Nicktoons Month! remembers when Avatar opened its veins and reminded us of what flowed inside.

Avatar: the Last Airbender and The Legend of Korra are considered two of the greatest Nickelodeon shows ever to grace the small screen. If you’re skeptical, you can go count the awards. As action stories about psychokinetic martial artists who could “bend” ancient elements like fire and water, the intensity of detail and history that went into fight sequences between benders was crucial to that success. Each bending power is influenced by a real martial art fighting style. In the case of waterbending, the power wielded by Katara of Avatar, the influence was tai chi.

The beauty of tai chi and waterbending is that both serve as defensive and healing fighting techniques. They are used as a means to push away the opponent as opposed to actively hurt them. That beauty gets shattered in “The Puppetmaster,” the episode where Katara discovers “bloodbending,” a form of waterbending that uses the blood in human opponents to control their bodies.

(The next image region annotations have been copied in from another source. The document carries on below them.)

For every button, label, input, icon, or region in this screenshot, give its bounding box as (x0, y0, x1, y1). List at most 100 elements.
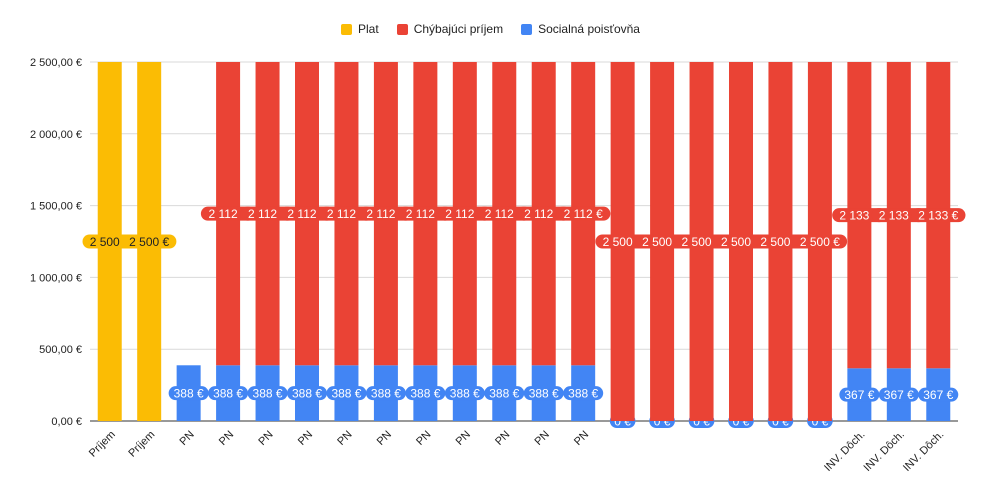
data-label-text: 388 € (371, 387, 401, 401)
x-tick-label: PN (533, 429, 552, 448)
x-tick-label: INV. Dôch. (862, 429, 907, 474)
x-tick-label: PN (296, 429, 315, 448)
x-tick-label: PN (375, 429, 394, 448)
data-label-bg (444, 386, 485, 401)
data-label-bg (208, 386, 249, 401)
y-tick-label: 0,00 € (51, 416, 82, 428)
data-label-text: 2 112 € (366, 207, 405, 221)
data-label-text: 2 500 € (642, 235, 682, 249)
data-label-text: 388 € (292, 387, 322, 401)
chart-legend: Plat Chýbajúci príjem Socialná poisťovňa (0, 22, 981, 36)
data-label-text: 388 € (450, 387, 480, 401)
data-label-text: 2 112 € (287, 207, 326, 221)
y-tick-label: 1 500,00 € (30, 201, 82, 213)
data-label: 388 € (523, 386, 564, 401)
x-tick-label: PN (414, 429, 433, 448)
data-label-text: 2 112 € (445, 207, 484, 221)
data-label: 388 € (168, 386, 209, 401)
x-tick-label: PN (454, 429, 473, 448)
data-label-bg (121, 234, 177, 249)
data-label-text: 2 112 € (248, 207, 287, 221)
legend-label-chybajuci-prijem: Chýbajúci príjem (413, 22, 504, 36)
x-tick-label: PN (493, 429, 512, 448)
data-label-text: 367 € (844, 388, 874, 402)
data-label-text: 2 500 € (90, 235, 130, 249)
data-label: 388 € (208, 386, 249, 401)
data-label-text: 2 500 € (721, 235, 761, 249)
data-label-bg (918, 387, 959, 402)
data-label-bg (523, 386, 564, 401)
legend-swatch-chybajuci-prijem (396, 23, 408, 35)
x-tick-label: PN (217, 429, 236, 448)
data-label-text: 388 € (213, 387, 243, 401)
data-label-text: 367 € (923, 388, 953, 402)
data-label-text: 367 € (884, 388, 914, 402)
data-label-bg (326, 386, 367, 401)
data-label-bg (555, 206, 611, 221)
legend-item-plat[interactable]: Plat (341, 22, 379, 36)
data-label-text: 2 112 € (327, 207, 366, 221)
data-label-text: 2 112 € (564, 207, 603, 221)
data-label-text: 2 500 € (129, 235, 169, 249)
x-tick-label: PN (335, 429, 354, 448)
data-label-text: 2 500 € (800, 235, 840, 249)
data-label-text: 388 € (410, 387, 440, 401)
data-label-text: 388 € (568, 387, 598, 401)
data-label: 388 € (287, 386, 327, 401)
data-label: 2 500 € (121, 234, 177, 249)
data-label-text: 2 500 € (682, 235, 722, 249)
legend-item-chybajuci-prijem[interactable]: Chýbajúci príjem (396, 22, 504, 36)
data-label: 388 € (563, 386, 604, 401)
data-label-bg (792, 234, 848, 249)
data-label-text: 388 € (253, 387, 283, 401)
legend-label-plat: Plat (358, 22, 379, 36)
data-label: 388 € (444, 386, 485, 401)
x-tick-label: INV. Dôch. (901, 429, 946, 474)
data-label-bg (839, 387, 880, 402)
x-tick-label: PN (572, 429, 591, 448)
data-label-bg (563, 386, 604, 401)
data-label-bg (911, 208, 966, 223)
data-label-bg (484, 386, 525, 401)
y-tick-label: 1 000,00 € (30, 272, 82, 284)
x-tick-label: Príjem (126, 429, 157, 460)
data-label-text: 2 112 € (406, 207, 445, 221)
data-label-text: 388 € (529, 387, 559, 401)
data-label-text: 2 500 € (603, 235, 643, 249)
data-label-bg (365, 386, 406, 401)
y-tick-label: 2 000,00 € (30, 129, 82, 141)
data-label-text: 2 133 € (839, 209, 879, 223)
y-tick-label: 500,00 € (39, 344, 82, 356)
data-label: 388 € (365, 386, 406, 401)
data-label: 388 € (405, 386, 446, 401)
legend-label-socialna-poistovna: Socialná poisťovňa (538, 22, 640, 36)
data-label: 367 € (839, 387, 880, 402)
data-label-bg (405, 386, 446, 401)
data-label: 2 133 € (911, 208, 966, 223)
x-tick-label: PN (177, 429, 196, 448)
data-label-text: 388 € (331, 387, 361, 401)
data-label-text: 388 € (489, 387, 519, 401)
y-tick-label: 2 500,00 € (30, 57, 82, 69)
data-label-text: 2 500 € (760, 235, 800, 249)
data-label-bg (168, 386, 209, 401)
data-label-text: 2 133 € (879, 209, 919, 223)
data-label-text: 2 112 € (524, 207, 563, 221)
legend-swatch-socialna-poistovna (521, 23, 533, 35)
data-label: 2 500 € (792, 234, 848, 249)
legend-item-socialna-poistovna[interactable]: Socialná poisťovňa (521, 22, 640, 36)
data-label: 388 € (326, 386, 367, 401)
data-label-text: 388 € (174, 387, 204, 401)
data-label-text: 2 112 € (209, 207, 248, 221)
data-label: 2 112 € (555, 206, 611, 221)
data-label: 367 € (878, 387, 919, 402)
data-label: 367 € (918, 387, 959, 402)
x-tick-label: PN (256, 429, 275, 448)
data-label: 388 € (247, 386, 288, 401)
data-label: 388 € (484, 386, 525, 401)
data-label-bg (287, 386, 327, 401)
data-label-bg (878, 387, 919, 402)
data-label-text: 2 112 € (485, 207, 524, 221)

In the episode, Katara’s fight scene with Hama, an experienced bloodbender, teases out many of the ability’s insidious implications: contorting limbs in unnatural directions, flinging several opponents against each others’ limp bodies, or even forcing one of your opponents to murder the other against their will. And even that just scratches the surface. In theory, a bloodbender could do anything from boil all of the water in a person’s body to draining it of all its water, like Katara does to plants in the fight sequence below. It’s all pretty heavy.

But none of it is heavier than watching Katara employ this dark art herself to save her friends. When she uses it in the fight, she realizes how morally wrong it is, and how against the fundamental ideals of waterbending it is. Now would be as good a time as any to remind you that Katara is a 14-year-old—but that didn’t stop Avatar from seeing her through the entire moral arc of her actions.

Bloodbending was a big, dark deal, and watching complex characters confront moral dilemmas like whether or not to engage with it was a big part of what made Avatar and Korra so rewarding.